The GDP reduced significantly as the number of the unemployed continued to rise. Many workers were laid off to enable the companies support their operations across the country. The economy’s failure to remain stable during the slowdown is a strong indicator of financial blunders. Financial institutions were also hit hard by the economic slowdown. Some banks needed a bailout to be able to get back to business (Fergusson 87). The government came to the rescue of the financial institutions and gained some control in their operations.
Professor Fergusson states that the economic bailout helped the financial institutions build their forms. This was a tough decision to make, but it was a better alternative to bankruptcy of the financial sector. The recent bailout situation is not new in the financial world. There have been successive bailouts of economies from as early as 1990s. The recent bailout appears to be the biggest and widespread across American and European economies.

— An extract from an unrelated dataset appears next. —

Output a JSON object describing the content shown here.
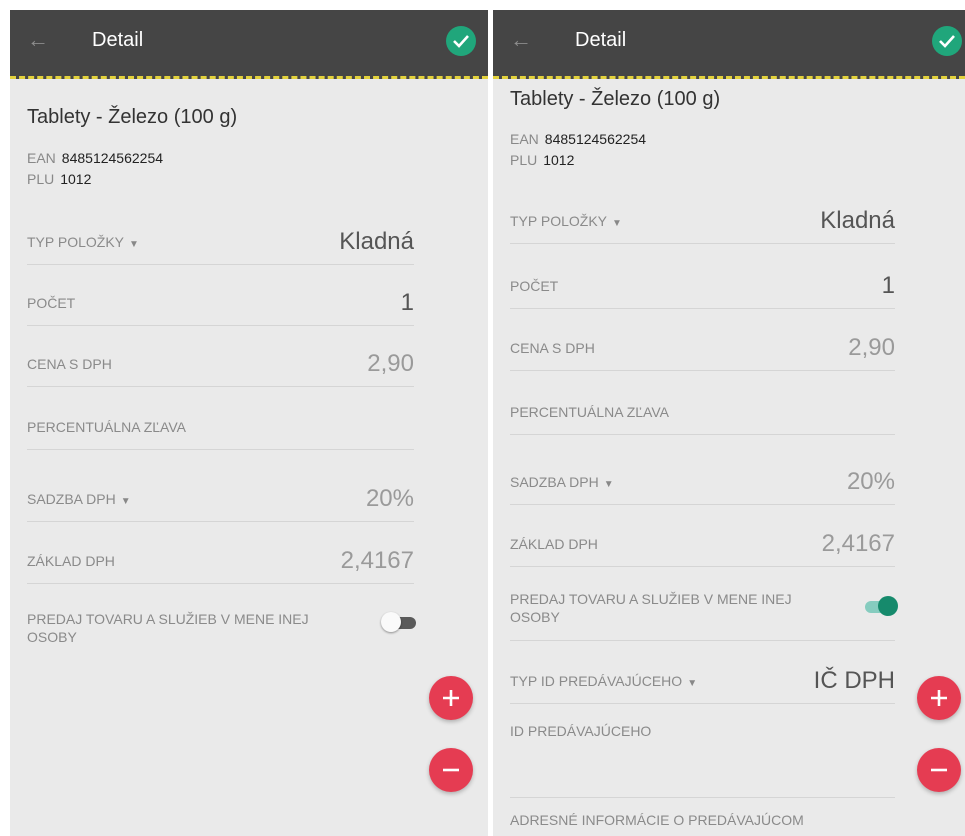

It is essential to address the possibility of differentiating the countries that were bailed out and those that were not lucky. This is possible by accessing the records of the nations that emerged from the economic slowdown. Some countries differ in terms of government policy and political arrangements. Politically stable countries tend have institutions that act as lenders for their companies. The economic slowdown caused financial crises that made the financial sectors to panic.
The financial crises are such as bad bank debts that brought about the need of a loan for rescue purposes. Some banks collapsed because of the financial panics. This was brought about by failure by some of the banks to service loans from foreign lenders to help them in time. Governments rescue financial institutions to an in turn have a stake in their operations. Many currencies were not left out in the financial crisis.
Many currencies lost their values against major currencies during the financial crisis. This occurrence turns out to be a threat to the economies of many nations. Financial panics are easily resolved by lenders of last resort (Fergusson 89). These are local institutions acting as the financial custodians of many countries. Many emerging markets have been subjected to the financial crisis. These crises occur when the prices of property and other assets drops.
Financial crises are supposed to be resolved by government institutions. There are instances where the crises take longer than expected. Sometimes the central bank is expected to play a role in rescuing an institution by providing liquidity. Some financial crises are caused by strains faced by local currency and the local banking system. These strains are referred to as external and internal drains.
When a bank panics and falls in its operations the situation can be referred to as an internal drain. These drains would happen in such a way that the banks are unable to liquidate their deposits (Fergusson 89). When a currency of a country faces a crisis, this situation becomes an external drain. People holding their currencies in such situations tend to convert them into foreign currencies or gold. Fergusson states that the people savings are insured by the government in case there are eventualities.
The property market has witnessed its fair share of price rise and slumps. Property developers saw an opportunity in using depositor’s money to build new home units for investors. They used the savings as the basis to take as many loans as they wanted. The idea faced a downfall and millions of client’s money was lost.
In conclusion, the financial situation in America has seen crises and panic brought about by economic the slowdown. The property market has not been left behind as mortgage borrowers have lost millions of savings because of the crises. Some of the crises in the property markets were caused by defaulting by mortgage borrowers because of high interest rates.
Work Cited
Ferguson, Niall. The Ascent of Money: A Financial History of the World. New York: Penguin Books, 2009. Print.